Sollte da nun einer also sprechen: ,Nicht eher will ich unter dem Erhabenen das heilige Leben führen, bevor mir der Erhabene nicht erklärt hat, ob die Welt ewig ist oder zeitlich, endlich oder unendlich, ob Leib und Leben identisch sind oder etwas Verschiedenes, ob der Vollendete nach dem Tode fortbesteht oder nicht.', so möchte ein solcher sterben, bevor der Erhabene alle diese Fragen beantwortet hat.

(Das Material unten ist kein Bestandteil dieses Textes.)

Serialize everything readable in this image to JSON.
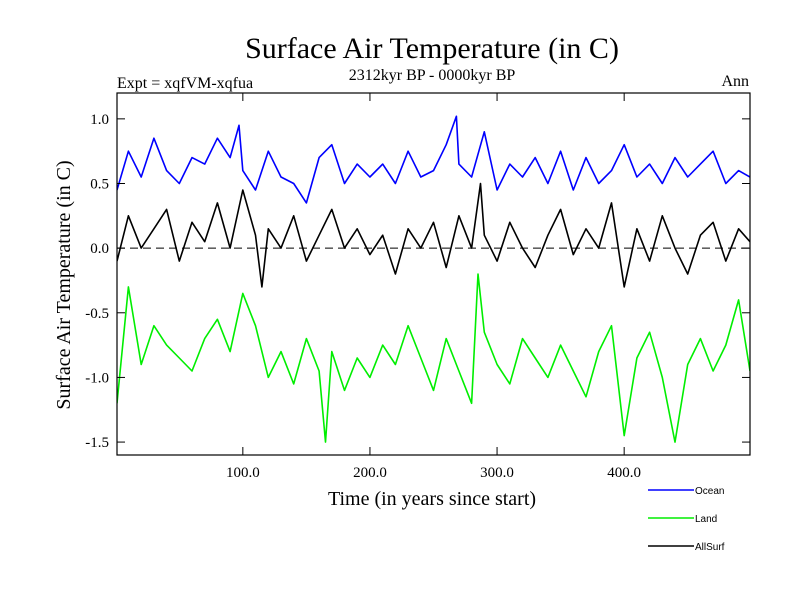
{
  "chart_data": {
    "type": "line",
    "title": "Surface Air Temperature (in C)",
    "subtitle": "2312kyr BP - 0000kyr BP",
    "expt_label": "Expt = xqfVM-xqfua",
    "season_label": "Ann",
    "xlabel": "Time (in years since start)",
    "ylabel": "Surface Air Temperature (in C)",
    "xlim": [
      1,
      499
    ],
    "ylim": [
      -1.6,
      1.2
    ],
    "xticks": [
      100,
      200,
      300,
      400
    ],
    "xtick_labels": [
      "100.0",
      "200.0",
      "300.0",
      "400.0"
    ],
    "yticks": [
      1.0,
      0.5,
      0.0,
      -0.5,
      -1.0,
      -1.5
    ],
    "ytick_labels": [
      "1.0",
      "0.5",
      "0.0",
      "-0.5",
      "-1.0",
      "-1.5"
    ],
    "zero_line": "dashed",
    "legend_position": "bottom-right",
    "series": [
      {
        "name": "Ocean",
        "color": "#0000ff",
        "x": [
          1,
          10,
          20,
          30,
          40,
          50,
          60,
          70,
          80,
          90,
          97,
          100,
          110,
          120,
          130,
          140,
          150,
          160,
          170,
          180,
          190,
          200,
          210,
          220,
          230,
          240,
          250,
          260,
          268,
          270,
          280,
          290,
          300,
          310,
          320,
          330,
          340,
          350,
          360,
          370,
          380,
          390,
          400,
          410,
          420,
          430,
          440,
          450,
          460,
          470,
          480,
          490,
          499
        ],
        "values": [
          0.45,
          0.75,
          0.55,
          0.85,
          0.6,
          0.5,
          0.7,
          0.65,
          0.85,
          0.7,
          0.95,
          0.6,
          0.45,
          0.75,
          0.55,
          0.5,
          0.35,
          0.7,
          0.8,
          0.5,
          0.65,
          0.55,
          0.65,
          0.5,
          0.75,
          0.55,
          0.6,
          0.8,
          1.02,
          0.65,
          0.55,
          0.9,
          0.45,
          0.65,
          0.55,
          0.7,
          0.5,
          0.75,
          0.45,
          0.7,
          0.5,
          0.6,
          0.8,
          0.55,
          0.65,
          0.5,
          0.7,
          0.55,
          0.65,
          0.75,
          0.5,
          0.6,
          0.55
        ]
      },
      {
        "name": "Land",
        "color": "#00ee00",
        "x": [
          1,
          10,
          20,
          30,
          40,
          50,
          60,
          70,
          80,
          90,
          100,
          110,
          120,
          130,
          140,
          150,
          160,
          165,
          170,
          180,
          190,
          200,
          210,
          220,
          230,
          240,
          250,
          260,
          270,
          280,
          285,
          290,
          300,
          310,
          320,
          330,
          340,
          350,
          360,
          370,
          380,
          390,
          400,
          410,
          420,
          430,
          440,
          450,
          460,
          470,
          480,
          490,
          499
        ],
        "values": [
          -1.2,
          -0.3,
          -0.9,
          -0.6,
          -0.75,
          -0.85,
          -0.95,
          -0.7,
          -0.55,
          -0.8,
          -0.35,
          -0.6,
          -1.0,
          -0.8,
          -1.05,
          -0.7,
          -0.95,
          -1.5,
          -0.8,
          -1.1,
          -0.85,
          -1.0,
          -0.75,
          -0.9,
          -0.6,
          -0.85,
          -1.1,
          -0.7,
          -0.95,
          -1.2,
          -0.2,
          -0.65,
          -0.9,
          -1.05,
          -0.7,
          -0.85,
          -1.0,
          -0.75,
          -0.95,
          -1.15,
          -0.8,
          -0.6,
          -1.45,
          -0.85,
          -0.65,
          -1.0,
          -1.5,
          -0.9,
          -0.7,
          -0.95,
          -0.75,
          -0.4,
          -0.95
        ]
      },
      {
        "name": "AllSurf",
        "color": "#000000",
        "x": [
          1,
          10,
          20,
          30,
          40,
          50,
          60,
          70,
          80,
          90,
          100,
          110,
          115,
          120,
          130,
          140,
          150,
          160,
          170,
          180,
          190,
          200,
          210,
          220,
          230,
          240,
          250,
          260,
          270,
          280,
          287,
          290,
          300,
          310,
          320,
          330,
          340,
          350,
          360,
          370,
          380,
          390,
          400,
          410,
          420,
          430,
          440,
          450,
          460,
          470,
          480,
          490,
          499
        ],
        "values": [
          -0.1,
          0.25,
          0.0,
          0.15,
          0.3,
          -0.1,
          0.2,
          0.05,
          0.35,
          0.0,
          0.45,
          0.1,
          -0.3,
          0.15,
          0.0,
          0.25,
          -0.1,
          0.1,
          0.3,
          0.0,
          0.15,
          -0.05,
          0.1,
          -0.2,
          0.15,
          0.0,
          0.2,
          -0.15,
          0.25,
          0.0,
          0.5,
          0.1,
          -0.1,
          0.2,
          0.0,
          -0.15,
          0.1,
          0.3,
          -0.05,
          0.15,
          0.0,
          0.35,
          -0.3,
          0.15,
          -0.1,
          0.25,
          0.0,
          -0.2,
          0.1,
          0.2,
          -0.1,
          0.15,
          0.05
        ]
      }
    ]
  }
}
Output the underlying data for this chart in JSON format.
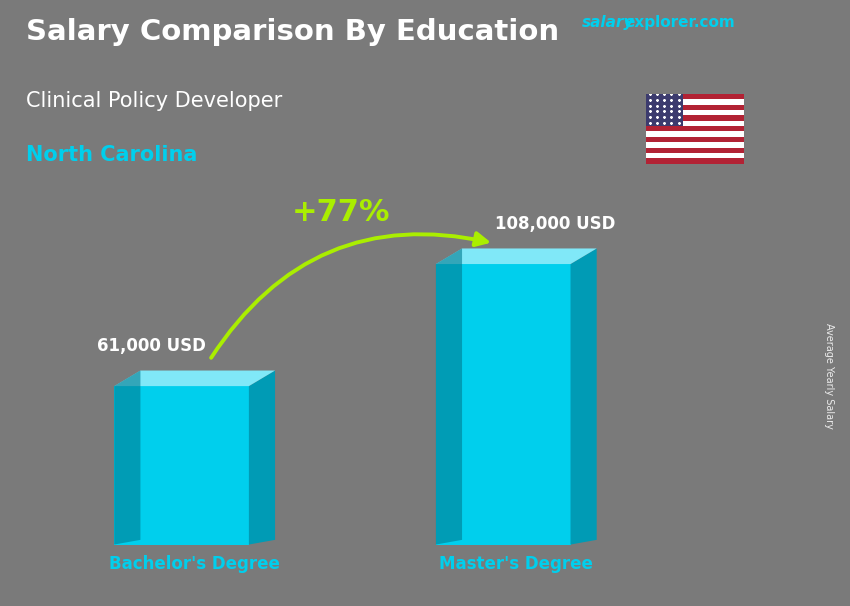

Es ist genau so, als ob ein Mann von einem vergifteten Pfeile getroffen wäre und seine Freunde, Gefährten und Verwandten ließen einen Wundarzt kommen, der Mann aber spräche: ,Nicht will ich mir diesen Pfeil entfernen lassen, bis ich nicht weiß, wer der Mann ist, der mich verwundet hat, ob er Adeliger, Priester, Bürger oder Knecht ist, wie er heißt, von was für einer Familie er stammt, ob er groß, klein oder von mittlerer Gestalt ist'. Wahrlich, nicht könnte ein solcher alles das erfahren, wohl aber würde er vorher weg sterben.

Snp.592

Wer daher nach seinem eigenen Wohl trachtet, sollte diesen Pfeil herausziehen, diesen Pfeil des Jammers, der Klagen und der Trübsal.

M.63

Ob da nämlich die Ansicht besteht oder nicht besteht, daß die Welt ewig ist oder zeitlich, endlich oder unendlich, usw., sicher bestehen Geburt, Alter, Sterben, Sorge, Jammer, Schmerz, Trübsal und Verzweiflung, deren Vernichtung schon bei Lebzeiten ich euch verkünde.